Profile Name of Web Filter Web filter profile name from which you want to unblock the URLs using FortiOS.
VDOM (Optional) VDOM that is used to unblock URLs. The VDOM that you specify here will overwrite the VDOM(s) that you have specified as a configuration parameter.
Note: This operation supports only a single VDOM.

Output

The output contains the following populated JSON schema:
{
     "command": "",
     "output": []
}

operation: Unblock IP Address

Input parameters

Parameter Description
Source IP Type Method to be used for unblocking the IP address using FortiOS. You can choose from Diagnose Base Block or Policy Base Block.
  • If you choose Diagnose Base Block, then you must specify the following parameters:
    • Source IP Type: Source IP Type that you want to unblock using FortiOS. You can choose between IPv4 and IPv6.
    • IP Addresses: IP addresses that you want to unblock using FortiOS, in the .csv or list format. For example, ["1.1.1.1", "2.2.2.2"] or "1.1.1.1", "2.2.2.2".
    • VDOM: (Optional) VDOM that is used to unblock IP address. The VDOM that you specify here will overwrite the VDOM(s) that you have specified as a configuration parameter. You can specify VDOM in the .csv or the list format.
  • If you choose Policy Base Block, then you must specify the following parameters:
    • Select In-Bound Unblocking or Out-Bound Unblocking: Specify whether you want to unblock inbound or outbound IP addresses.
      Note: You can also select both In-bound and Out-bound. If you select both then you must specify the parameters for both inbound and outbound unblocking.
      • If you choose In-Bound, then you must specify the following parameters:
        • In-Bound Policy Index Number: Number of the inbound policy based on which you want to unblock IP addresses.
        • In-Bound Address Group Name: Name of the inbound address groups based on which you want to unblock IP addresses.
      • If you choose Out-Bound, then you must specify the following parameters:
        • Out-Bound Policy Index Number: Number of the outbound policy based on which you want to unblock IP addresses.
        • Out-Bound Address Group Name: Name of the outbound address groups based on which you want to unblock IP addresses.
      • IP Addresses: IP addresses that you want to unblock using FortiOS in the .csv or list format.
        For example, ["1.1.1.1", "2.2.2.2"] or "1.1.1.1", "2.2.2.2".
      • VDOM: (Optional) VDOM that is used to unblock IP address. The VDOM that you specify here will overwrite the VDOM(s) that you have specified as a configuration parameter. You can specify VDOM in the .csv or the list format.

Output

Output of the unblock ip address command in the list format.

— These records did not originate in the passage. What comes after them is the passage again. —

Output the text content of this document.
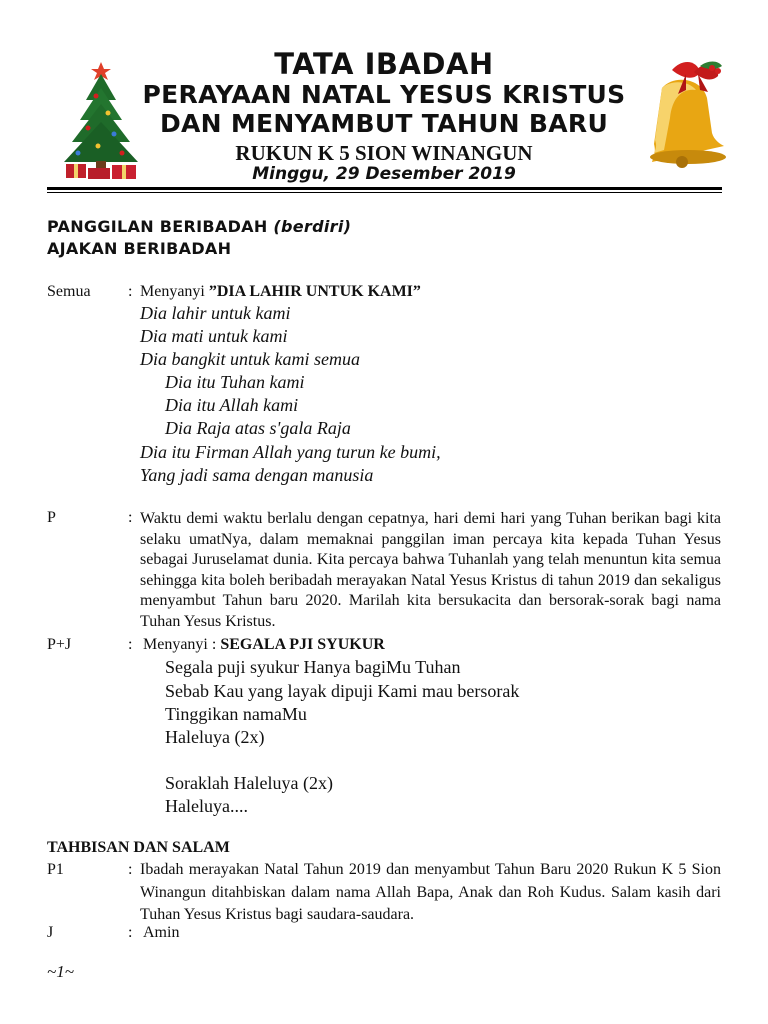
TATA IBADAH
PERAYAAN NATAL YESUS KRISTUS
DAN MENYAMBUT TAHUN BARU
RUKUN K 5 SION WINANGUN
Minggu, 29 Desember 2019
PANGGILAN BERIBADAH (berdiri)
AJAKAN BERIBADAH
Semua : Menyanyi ”DIA LAHIR UNTUK KAMI”
Dia lahir untuk kami
Dia mati untuk kami
Dia bangkit untuk kami semua
Dia itu Tuhan kami
Dia itu Allah kami
Dia Raja atas s'gala Raja
Dia itu Firman Allah yang turun ke bumi,
Yang jadi sama dengan manusia
P	: Waktu demi waktu berlalu dengan cepatnya, hari demi hari yang Tuhan berikan bagi kita selaku umatNya, dalam memaknai panggilan iman percaya kita kepada Tuhan Yesus sebagai Juruselamat dunia. Kita percaya bahwa Tuhanlah yang telah menuntun kita semua sehingga kita boleh beribadah merayakan Natal Yesus Kristus di tahun 2019 dan sekaligus menyambut Tahun baru 2020. Marilah kita bersukacita dan bersorak-sorak bagi nama Tuhan Yesus Kristus.
P+J	: Menyanyi : SEGALA PJI SYUKUR
Segala puji syukur Hanya bagiMu Tuhan
Sebab Kau yang layak dipuji Kami mau bersorak
Tinggikan namaMu
Haleluya (2x)
Soraklah Haleluya (2x)
Haleluya....
TAHBISAN DAN SALAM
P1	: Ibadah merayakan Natal Tahun 2019 dan menyambut Tahun Baru 2020 Rukun K 5 Sion Winangun ditahbiskan dalam nama Allah Bapa, Anak dan Roh Kudus. Salam kasih dari Tuhan Yesus Kristus bagi saudara-saudara.
J	: Amin
~1~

The output contains the following populated JSON schema:
{
     "command": "",
     "output": []
}

operation: Purge IP Block List

Input parameters

Parameter Description
VDOM VDOM that is used to purge IP block list. The VDOM that you specify here will overwrite the VDOM(s) that you have specified as a configuration parameter.
Notes:
- You can specify the VDOM here, as an input parameter, or you can also specify the VDOM as a configuration parameter.
- You can provide VDOM in the .csv or the list format.

Output

Output of the purge block list command in the list format.

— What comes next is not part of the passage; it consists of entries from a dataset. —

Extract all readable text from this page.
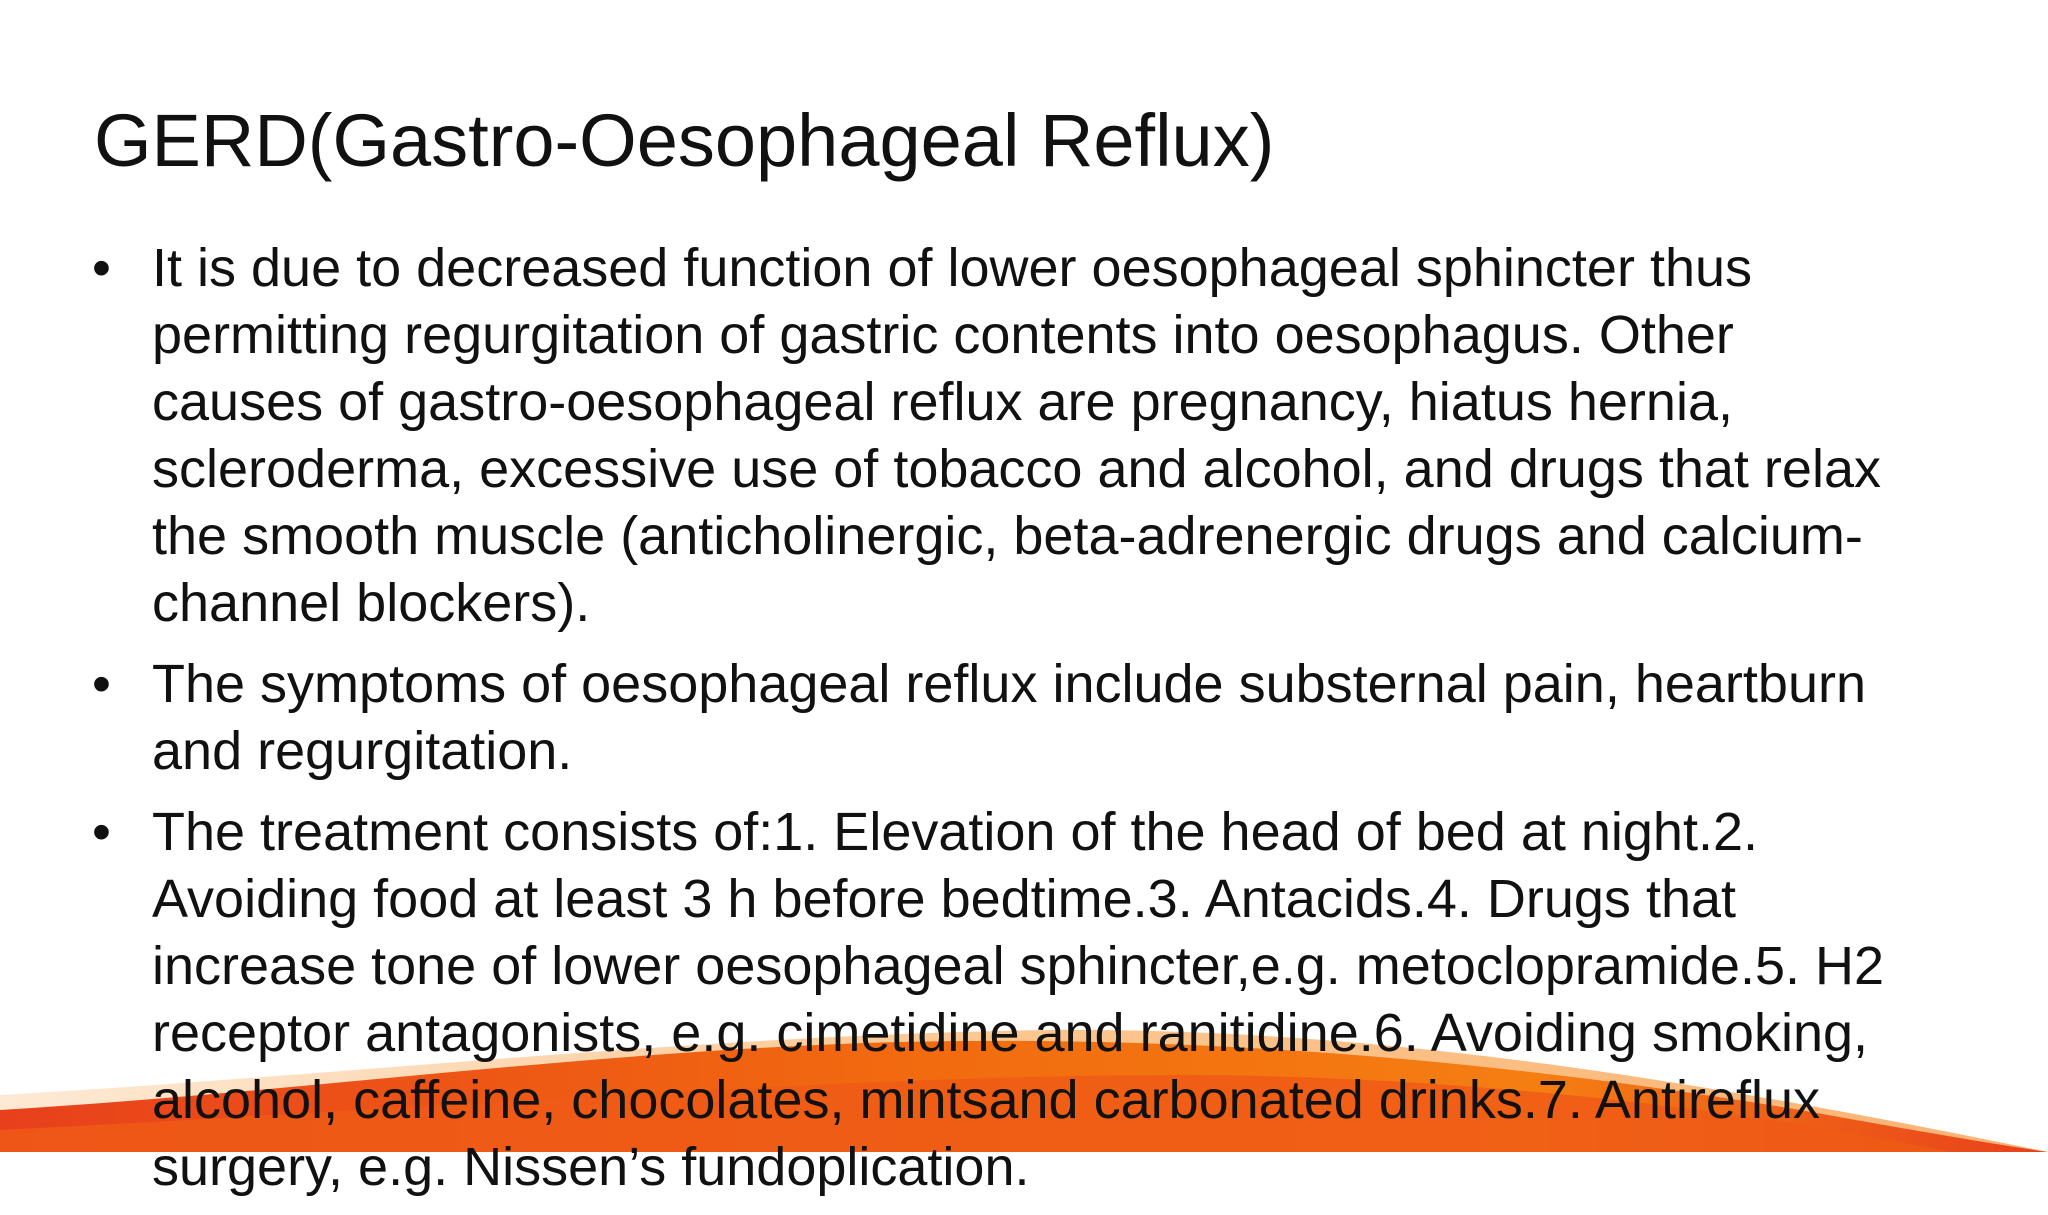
GERD(Gastro-Oesophageal Reflux)
• It is due to decreased function of lower oesophageal sphincter thus
permitting regurgitation of gastric contents into oesophagus. Other
causes of gastro-oesophageal reflux are pregnancy, hiatus hernia,
scleroderma, excessive use of tobacco and alcohol, and drugs that relax
the smooth muscle (anticholinergic, beta-adrenergic drugs and calcium-
channel blockers).
• The symptoms of oesophageal reflux include substernal pain, heartburn
and regurgitation.
• The treatment consists of:1. Elevation of the head of bed at night.2.
Avoiding food at least 3 h before bedtime.3. Antacids.4. Drugs that
increase tone of lower oesophageal sphincter,e.g. metoclopramide.5. H2
receptor antagonists, e.g. cimetidine and ranitidine.6. Avoiding smoking,
alcohol, caffeine, chocolates, mintsand carbonated drinks.7. Antireflux
surgery, e.g. Nissen’s fundoplication.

The output contains the following populated JSON schema:
{
     "command": "",
     "output": []
}

operation: Execute Command

Input parameters

Parameter Description
Commands Command that you want to execute on the FortiOS console.
You can provide commands in the .csv or the list format.

Output

Output of the specified command in the list format.

The output contains the following populated JSON schema:
{
     "command": "",
     "output": []
}

Included playbooks

The Sample - Fortinet FortiOS - 2.0.1 playbook collection comes bundled with the FortiOS connector. This playbook contains steps using which you can perform all supported actions. You can see the bundled playbooks in the Automation > Playbooks section in FortiSOAR™ after importing the FortiOS connector.

Note: If you are planning to use any of the sample playbooks in your environment, ensure that you clone those playbooks and move them to a different collection since the sample playbook collection gets deleted during connector upgrade and delete.